The impression is that of a polarization. Just like the Germany economy is the ‘locomotive’ in Europe, the Bundesliga and at least the top half of its clubs are just going strong. It would probably not be far from the truth today to say that close to half of the top 20 clubs in Europe are from Germany. And then there are about ten countries with just one strong club each. Perhaps France and Denmark would disagree. But it means that the polarization is also becoming evident within many handball countries where there is no longer much excitement about who will win the national league. And the participation and the results in the EHF Champions League are instead becoming more and more important. I can see John Ryan beginning to speculate that the days of a true Euroleague are not too far ahead, a league with one German and one non-Germany group perhaps.

It is also becoming obvious in connection with the EHF Final Four that Germany is dominant, perhaps too dominant. Not just did they have the winner and one more team among the Final Four. Moreover, while the other teams complain about the unfairness of always playing the event in Germany and the pressure this puts on the referees etc., one can just turn around and ask: where else could this event realistically be played?? First of all, there are virtually no suitable arenas, and in any case, which country could guarantee four sold-out matches despite very expensive tickets, especially if no team from the organizing country was playing!?
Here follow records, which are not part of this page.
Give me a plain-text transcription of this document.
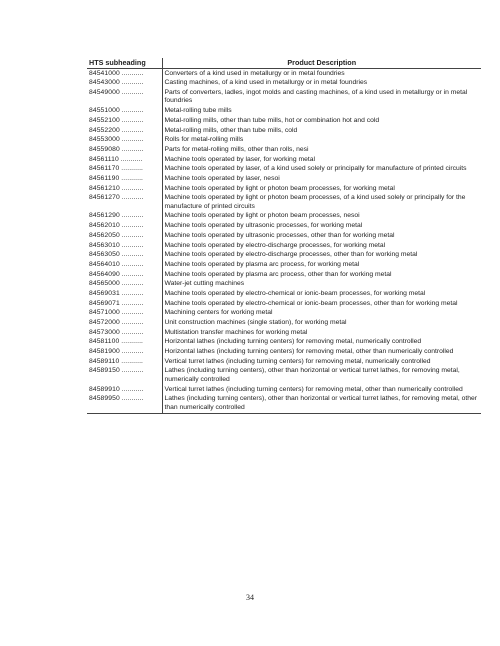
HTS subheading	Product Description
84541000 ...........	Converters of a kind used in metallurgy or in metal foundries
84543000 ...........	Casting machines, of a kind used in metallurgy or in metal foundries
84549000 ...........	Parts of converters, ladles, ingot molds and casting machines, of a kind used in metallurgy or in metal foundries
84551000 ...........	Metal-rolling tube mills
84552100 ...........	Metal-rolling mills, other than tube mills, hot or combination hot and cold
84552200 ...........	Metal-rolling mills, other than tube mills, cold
84553000 ...........	Rolls for metal-rolling mills
84559080 ...........	Parts for metal-rolling mills, other than rolls, nesi
84561110 ...........	Machine tools operated by laser, for working metal
84561170 ...........	Machine tools operated by laser, of a kind used solely or principally for manufacture of printed circuits
84561190 ...........	Machine tools operated by laser, nesoi
84561210 ...........	Machine tools operated by light or photon beam processes, for working metal
84561270 ...........	Machine tools operated by light or photon beam processes, of a kind used solely or principally for the manufacture of printed circuits
84561290 ...........	Machine tools operated by light or photon beam processes, nesoi
84562010 ...........	Machine tools operated by ultrasonic processes, for working metal
84562050 ...........	Machine tools operated by ultrasonic processes, other than for working metal
84563010 ...........	Machine tools operated by electro-discharge processes, for working metal
84563050 ...........	Machine tools operated by electro-discharge processes, other than for working metal
84564010 ...........	Machine tools operated by plasma arc process, for working metal
84564090 ...........	Machine tools operated by plasma arc process, other than for working metal
84565000 ...........	Water-jet cutting machines
84569031 ...........	Machine tools operated by electro-chemical or ionic-beam processes, for working metal
84569071 ...........	Machine tools operated by electro-chemical or ionic-beam processes, other than for working metal
84571000 ...........	Machining centers for working metal
84572000 ...........	Unit construction machines (single station), for working metal
84573000 ...........	Multistation transfer machines for working metal
84581100 ...........	Horizontal lathes (including turning centers) for removing metal, numerically controlled
84581900 ...........	Horizontal lathes (including turning centers) for removing metal, other than numerically controlled
84589110 ...........	Vertical turret lathes (including turning centers) for removing metal, numerically controlled
84589150 ...........	Lathes (including turning centers), other than horizontal or vertical turret lathes, for removing metal, numerically controlled
84589910 ...........	Vertical turret lathes (including turning centers) for removing metal, other than numerically controlled
84589950 ...........	Lathes (including turning centers), other than horizontal or vertical turret lathes, for removing metal, other than numerically controlled
34
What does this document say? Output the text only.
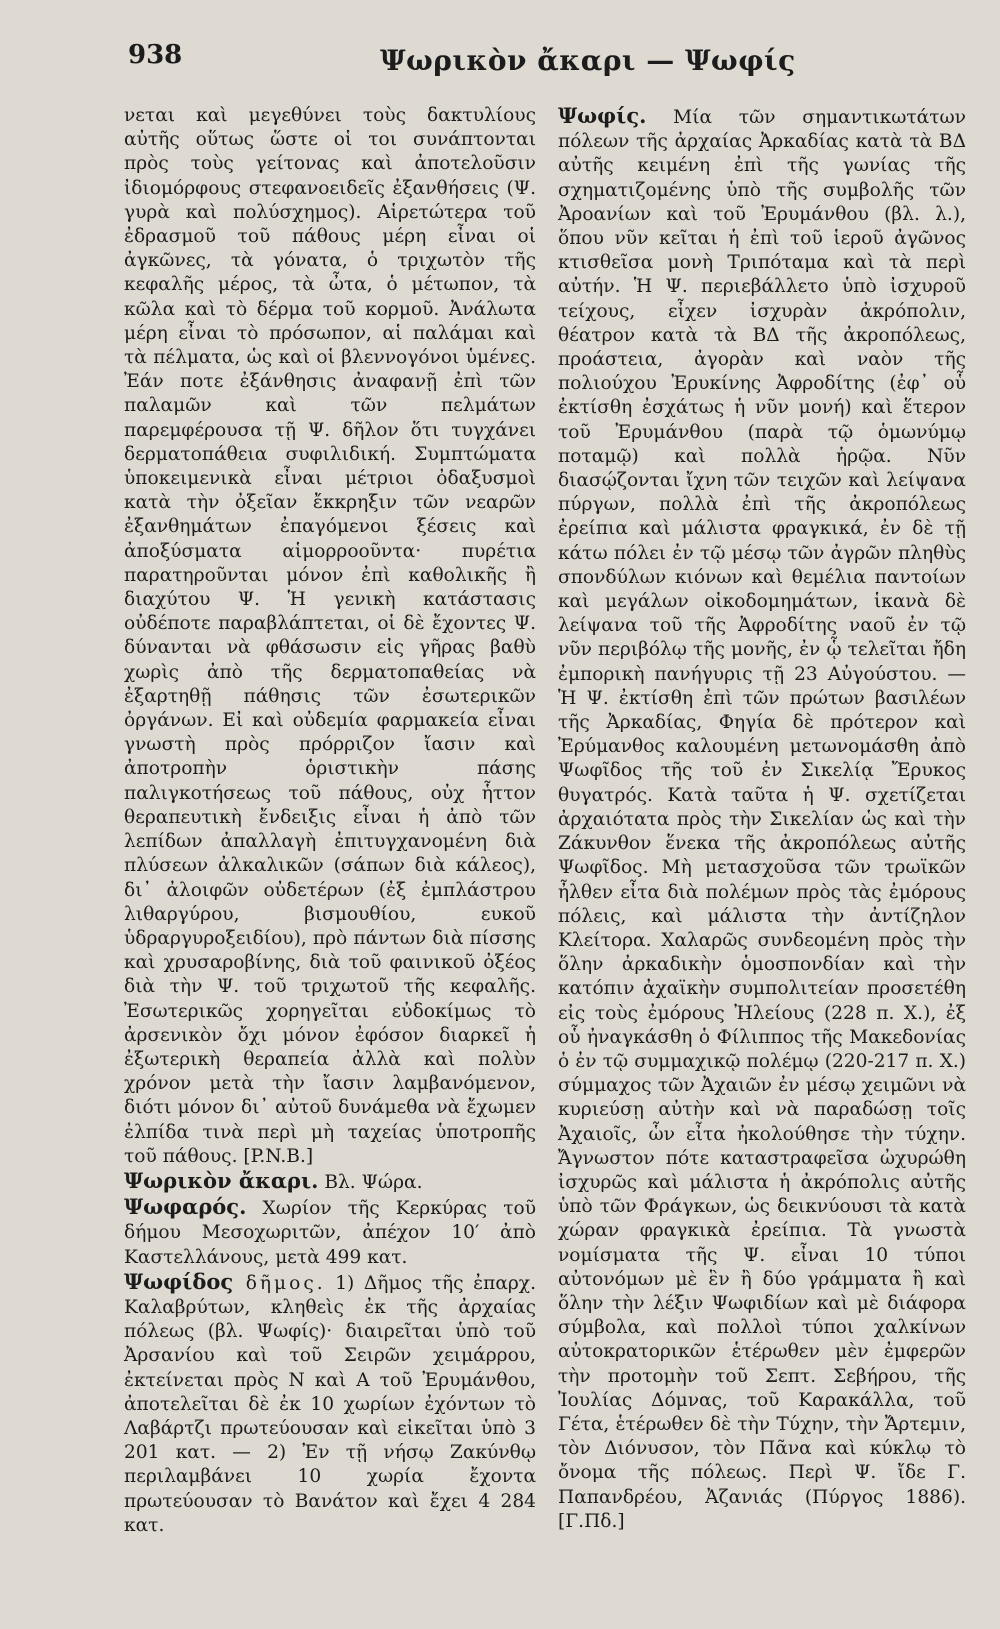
938	Ψωρικὸν ἄκαρι — Ψωφίς

νεται καὶ μεγεθύνει τοὺς δακτυλίους αὐτῆς οὕτως ὥστε οἱ τοι συνάπτονται πρὸς τοὺς γείτονας καὶ ἀποτελοῦσιν ἰδιομόρφους στεφανοειδεῖς ἐξανθήσεις (Ψ. γυρὰ καὶ πολύσχημος). Αἱρετώτερα τοῦ ἐδρασμοῦ τοῦ πάθους μέρη εἶναι οἱ ἀγκῶνες, τὰ γόνατα, ὁ τριχωτὸν τῆς κεφαλῆς μέρος, τὰ ὦτα, ὁ μέτωπον, τὰ κῶλα καὶ τὸ δέρμα τοῦ κορμοῦ. Ἀνάλωτα μέρη εἶναι τὸ πρόσωπον, αἱ παλάμαι καὶ τὰ πέλματα, ὡς καὶ οἱ βλεννογόνοι ὑμένες. Ἐάν ποτε ἐξάνθησις ἀναφανῇ ἐπὶ τῶν παλαμῶν καὶ τῶν πελμάτων παρεμφέρουσα τῇ Ψ. δῆλον ὅτι τυγχάνει δερματοπάθεια συφιλιδική. Συμπτώματα ὑποκειμενικὰ εἶναι μέτριοι ὀδαξυσμοὶ κατὰ τὴν ὀξεῖαν ἔκκρηξιν τῶν νεαρῶν ἐξανθημάτων ἐπαγόμενοι ξέσεις καὶ ἀποξύσματα αἱμορροοῦντα· πυρέτια παρατηροῦνται μόνον ἐπὶ καθολικῆς ἢ διαχύτου Ψ. Ἡ γενικὴ κατάστασις οὐδέποτε παραβλάπτεται, οἱ δὲ ἔχοντες Ψ. δύνανται νὰ φθάσωσιν εἰς γῆρας βαθὺ χωρὶς ἀπὸ τῆς δερματοπαθείας νὰ ἐξαρτηθῇ πάθησις τῶν ἐσωτερικῶν ὀργάνων. Εἰ καὶ οὐδεμία φαρμακεία εἶναι γνωστὴ πρὸς πρόρριζον ἴασιν καὶ ἀποτροπὴν ὁριστικὴν πάσης παλιγκοτήσεως τοῦ πάθους, οὐχ ἧττον θεραπευτικὴ ἔνδειξις εἶναι ἡ ἀπὸ τῶν λεπίδων ἀπαλλαγὴ ἐπιτυγχανομένη διὰ πλύσεων ἀλκαλικῶν (σάπων διὰ κάλεος), δι᾽ ἀλοιφῶν οὐδετέρων (ἐξ ἐμπλάστρου λιθαργύρου, βισμουθίου, ευκοῦ ὑδραργυροξειδίου), πρὸ πάντων διὰ πίσσης καὶ χρυσαροβίνης, διὰ τοῦ φαινικοῦ ὀξέος διὰ τὴν Ψ. τοῦ τριχωτοῦ τῆς κεφαλῆς. Ἐσωτερικῶς χορηγεῖται εὐδοκίμως τὸ ἀρσενικὸν ὄχι μόνον ἐφόσον διαρκεῖ ἡ ἐξωτερικὴ θεραπεία ἀλλὰ καὶ πολὺν χρόνον μετὰ τὴν ἴασιν λαμβανόμενον, διότι μόνον δι᾽ αὐτοῦ δυνάμεθα νὰ ἔχωμεν ἐλπίδα τινὰ περὶ μὴ ταχείας ὑποτροπῆς τοῦ πάθους. [P.N.B.]

Ψωρικὸν ἄκαρι. Βλ. Ψώρα.

Ψωφαρός. Χωρίον τῆς Κερκύρας τοῦ δήμου Μεσοχωριτῶν, ἀπέχον 10′ ἀπὸ Καστελλάνους, μετὰ 499 κατ.

Ψωφίδος δῆμος. 1) Δῆμος τῆς ἐπαρχ. Καλαβρύτων, κληθεὶς ἐκ τῆς ἀρχαίας πόλεως (βλ. Ψωφίς)· διαιρεῖται ὑπὸ τοῦ Ἀρσανίου καὶ τοῦ Σειρῶν χειμάρρου, ἐκτείνεται πρὸς Ν καὶ Α τοῦ Ἐρυμάνθου, ἀποτελεῖται δὲ ἐκ 10 χωρίων ἐχόντων τὸ Λαβάρτζι πρωτεύουσαν καὶ εἰκεῖται ὑπὸ 3 201 κατ. — 2) Ἐν τῇ νήσῳ Ζακύνθῳ περιλαμβάνει 10 χωρία ἔχοντα πρωτεύουσαν τὸ Βανάτον καὶ ἔχει 4 284 κατ.

Ψωφίς. Μία τῶν σημαντικωτάτων πόλεων τῆς ἀρχαίας Ἀρκαδίας κατὰ τὰ ΒΔ αὐτῆς κειμένη ἐπὶ τῆς γωνίας τῆς σχηματιζομένης ὑπὸ τῆς συμβολῆς τῶν Ἀροανίων καὶ τοῦ Ἐρυμάνθου (βλ. λ.), ὅπου νῦν κεῖται ἡ ἐπὶ τοῦ ἱεροῦ ἀγῶνος κτισθεῖσα μονὴ Τριπόταμα καὶ τὰ περὶ αὐτήν. Ἡ Ψ. περιεβάλλετο ὑπὸ ἰσχυροῦ τείχους, εἶχεν ἰσχυρὰν ἀκρόπολιν, θέατρον κατὰ τὰ ΒΔ τῆς ἀκροπόλεως, προάστεια, ἀγορὰν καὶ ναὸν τῆς πολιούχου Ἐρυκίνης Ἀφροδίτης (ἐφ᾽ οὗ ἐκτίσθη ἐσχάτως ἡ νῦν μονή) καὶ ἕτερον τοῦ Ἐρυμάνθου (παρὰ τῷ ὁμωνύμῳ ποταμῷ) καὶ πολλὰ ἡρῷα. Νῦν διασῴζονται ἴχνη τῶν τειχῶν καὶ λείψανα πύργων, πολλὰ ἐπὶ τῆς ἀκροπόλεως ἐρείπια καὶ μάλιστα φραγκικά, ἐν δὲ τῇ κάτω πόλει ἐν τῷ μέσῳ τῶν ἀγρῶν πληθὺς σπονδύλων κιόνων καὶ θεμέλια παντοίων καὶ μεγάλων οἰκοδομημάτων, ἱκανὰ δὲ λείψανα τοῦ τῆς Ἀφροδίτης ναοῦ ἐν τῷ νῦν περιβόλῳ τῆς μονῆς, ἐν ᾧ τελεῖται ἤδη ἐμπορικὴ πανήγυρις τῇ 23 Αὐγούστου. — Ἡ Ψ. ἐκτίσθη ἐπὶ τῶν πρώτων βασιλέων τῆς Ἀρκαδίας, Φηγία δὲ πρότερον καὶ Ἐρύμανθος καλουμένη μετωνομάσθη ἀπὸ Ψωφῖδος τῆς τοῦ ἐν Σικελίᾳ Ἔρυκος θυγατρός. Κατὰ ταῦτα ἡ Ψ. σχετίζεται ἀρχαιότατα πρὸς τὴν Σικελίαν ὡς καὶ τὴν Ζάκυνθον ἕνεκα τῆς ἀκροπόλεως αὐτῆς Ψωφῖδος. Μὴ μετασχοῦσα τῶν τρωϊκῶν ἦλθεν εἶτα διὰ πολέμων πρὸς τὰς ἐμόρους πόλεις, καὶ μάλιστα τὴν ἀντίζηλον Κλείτορα. Χαλαρῶς συνδεομένη πρὸς τὴν ὅλην ἀρκαδικὴν ὁμοσπονδίαν καὶ τὴν κατόπιν ἀχαϊκὴν συμπολιτείαν προσετέθη εἰς τοὺς ἐμόρους Ἠλείους (228 π. Χ.), ἐξ οὗ ἠναγκάσθη ὁ Φίλιππος τῆς Μακεδονίας ὁ ἐν τῷ συμμαχικῷ πολέμῳ (220-217 π. Χ.) σύμμαχος τῶν Ἀχαιῶν ἐν μέσῳ χειμῶνι νὰ κυριεύσῃ αὐτὴν καὶ νὰ παραδώσῃ τοῖς Ἀχαιοῖς, ὧν εἶτα ἠκολούθησε τὴν τύχην. Ἄγνωστον πότε καταστραφεῖσα ὠχυρώθη ἰσχυρῶς καὶ μάλιστα ἡ ἀκρόπολις αὐτῆς ὑπὸ τῶν Φράγκων, ὡς δεικνύουσι τὰ κατὰ χώραν φραγκικὰ ἐρείπια. Τὰ γνωστὰ νομίσματα τῆς Ψ. εἶναι 10 τύποι αὐτονόμων μὲ ἓν ἢ δύο γράμματα ἢ καὶ ὅλην τὴν λέξιν Ψωφιδίων καὶ μὲ διάφορα σύμβολα, καὶ πολλοὶ τύποι χαλκίνων αὐτοκρατορικῶν ἑτέρωθεν μὲν ἐμφερῶν τὴν προτομὴν τοῦ Σεπτ. Σεβήρου, τῆς Ἰουλίας Δόμνας, τοῦ Καρακάλλα, τοῦ Γέτα, ἑτέρωθεν δὲ τὴν Τύχην, τὴν Ἄρτεμιν, τὸν Διόνυσον, τὸν Πᾶνα καὶ κύκλῳ τὸ ὄνομα τῆς πόλεως. Περὶ Ψ. ἴδε Γ. Παπανδρέου, Ἀζανιάς (Πύργος 1886). [Γ.Πδ.]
And then the surprise announcement during the weekend: immediately after the qualifying groups had been finished and days before the draw for the tournament was going to take place, there was an announcement from the Netherlands that they were suddenly backing out from organizing the women’s EURO 2012 in December. So there is now a mad scramble for another organizer with such short notice, and one of the ideas seems to be a joint Scandinavian venture involving Denmark, Norway and Sweden, who all have strong experience from organizing such events. But it is really a shock for the Netherlands, where there are strong traditions for women’s handball and where the financial situation generally did not seem so disastrous. But the sudden loss of the major sponsor made the situation untenable. So here again is the question, what countries have the stability, infrastructure and spectator interest to handle such big events?  It seems that very few have a realistic chance.